Paris, 1941, la France est en partie occupée par les Allemands. Un havre bien hypothétique de paix subsiste au sud de la Ligne de démarcation. C’est là que va se réfugier la famille Haffmann, du moins dans un premier temps la mère et ses trois enfants. Emportant juste une valise, ils attendront ensuite la venue du père, Joseph, qui reste dans sa bijouterie le temps de passer un étrange marché avec François, son employé. Anticipant de peu la rafle dont les Juifs vont être la cible, Joseph donne l’argent nécessaire à François pour qu’il achète la bijouterie, ce dernier s’engageant, à la fin du conflit, à restituer le magasin à son véritable propriétaire. Malheureusement, les contrôles sont devenus beaucoup plus fréquents et le passeur ne prend plus en charge Joseph. Celui-ci n’a d’autre solution que de revenir chez lui, dans son appartement aujourd’hui occupé par le nouveau « propriétaire ».
Des perquisitions ont lieu dans tout le quartier notoirement occupé par des familles juives et Joseph n’a d’autre remède que de s’enfermer dans la cave de l’immeuble. Les jours passent, nourri quotidiennement par Blanche, la femme de François, Joseph reprend clandestinement son métier de joailler. D’autant qu’un jeune officier allemand, le Commandant Jünger, fréquente la bijouterie et apprécie le travail de création de la maison. Tout irait « pour le mieux » lorsqu’un jour, joseph s’aperçoit que les bijoux que lui fait transformer François sont des pièces volées à des familles juives. L’atmosphère se tend entre les deux hommes… Si l’on excepte un chantage ignoble dont je vous laisse découvrir la triviale teneur et qui n’est pas forcément le meilleur de ce scénario, le fil rouge du film réside bien dans la lente transformation de François en ignoble salaud. Et tout cela sous couvert du bien de sa femme et de lui-même au passage. Devenu pire que les Allemands, il va transformer la joaillerie en porte donnant sur l’enfer. En creux bien sûr une question qui taraude toutes les générations nées après la Seconde Guerre mondiale : qu’aurions-nous fait alors : résistant, simple observateur ou collabo ? Se poser cette question n’est pas forcément y répondre mais s’abîmer dans des réflexions où se croisent intérêt personnel, patriotisme et surtout la peur. Neuf fois sur dix les questionnés répondent honnêtement ne pas savoir. C’est dire…

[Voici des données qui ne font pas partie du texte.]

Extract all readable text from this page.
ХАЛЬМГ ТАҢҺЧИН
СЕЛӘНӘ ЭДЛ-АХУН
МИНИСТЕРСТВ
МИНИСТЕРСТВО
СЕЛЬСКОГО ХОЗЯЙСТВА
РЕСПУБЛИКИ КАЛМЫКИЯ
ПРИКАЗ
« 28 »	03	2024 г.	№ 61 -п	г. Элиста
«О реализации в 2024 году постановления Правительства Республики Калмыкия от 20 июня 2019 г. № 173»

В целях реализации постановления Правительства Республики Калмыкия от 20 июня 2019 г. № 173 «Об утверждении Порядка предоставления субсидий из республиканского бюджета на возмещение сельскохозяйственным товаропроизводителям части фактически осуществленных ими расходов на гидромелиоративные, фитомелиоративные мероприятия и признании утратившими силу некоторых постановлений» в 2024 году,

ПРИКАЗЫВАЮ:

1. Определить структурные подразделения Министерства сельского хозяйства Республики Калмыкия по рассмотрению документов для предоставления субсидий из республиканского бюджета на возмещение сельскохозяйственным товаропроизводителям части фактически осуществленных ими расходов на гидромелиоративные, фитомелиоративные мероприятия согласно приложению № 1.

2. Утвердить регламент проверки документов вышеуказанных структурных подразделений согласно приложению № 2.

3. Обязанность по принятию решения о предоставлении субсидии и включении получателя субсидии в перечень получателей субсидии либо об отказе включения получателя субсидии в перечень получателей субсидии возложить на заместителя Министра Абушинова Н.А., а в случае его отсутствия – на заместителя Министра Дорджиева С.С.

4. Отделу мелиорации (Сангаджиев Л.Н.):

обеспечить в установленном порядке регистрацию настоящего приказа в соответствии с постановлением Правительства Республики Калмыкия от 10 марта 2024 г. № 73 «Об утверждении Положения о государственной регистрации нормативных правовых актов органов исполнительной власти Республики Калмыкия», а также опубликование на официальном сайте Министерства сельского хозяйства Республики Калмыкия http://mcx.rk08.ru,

Porté par un trio d’acteurs au mieux de leur talent : Daniel Auteuil (Joseph), Gilles Lellouche (François) et Sara Giraudeau (Blanche), sans oublier Nikolai Kinski (le fils de…) composant ici un glacial Commandant Jünger, ce film apporte sa pierre à l’édifice du devoir de mémoire, afin que nul n’oublie les horreurs dont l’Homme est capable lorsque le monstre s’éveille.
Daniel Auteuil – Un pilier du cinéma hexagonal
Lui qui est né à Alger et a grandi dans cette bonne ville d’Avignon n’a rien moins que des chanteurs d’opéra comme parents ! Comment alors ne pas le retrouver au Cours Florent ? C’était évident ! C’est l’immense Georges Wilson qui lui offre son premier rôle. Il a 20 ans, nous sommes en 1970. C’est le début d’une gigantesque carrière avant tout cinématographique. Avec 100 films à son palmarès, Daniel Auteuil peut également avancer 2 Césars du Meilleur acteur (1987 Jean de Florette et 2000 La Fille sur le pont) ainsi que le Prix d’Interprétation masculine Cannes 1996 pour Le Huitième jour. Il a tourné avec et pour les plus grands, abordant avec le même bonheur comédie et drame. Assurément l’un des plus grands acteurs français de l’histoire du cinéma.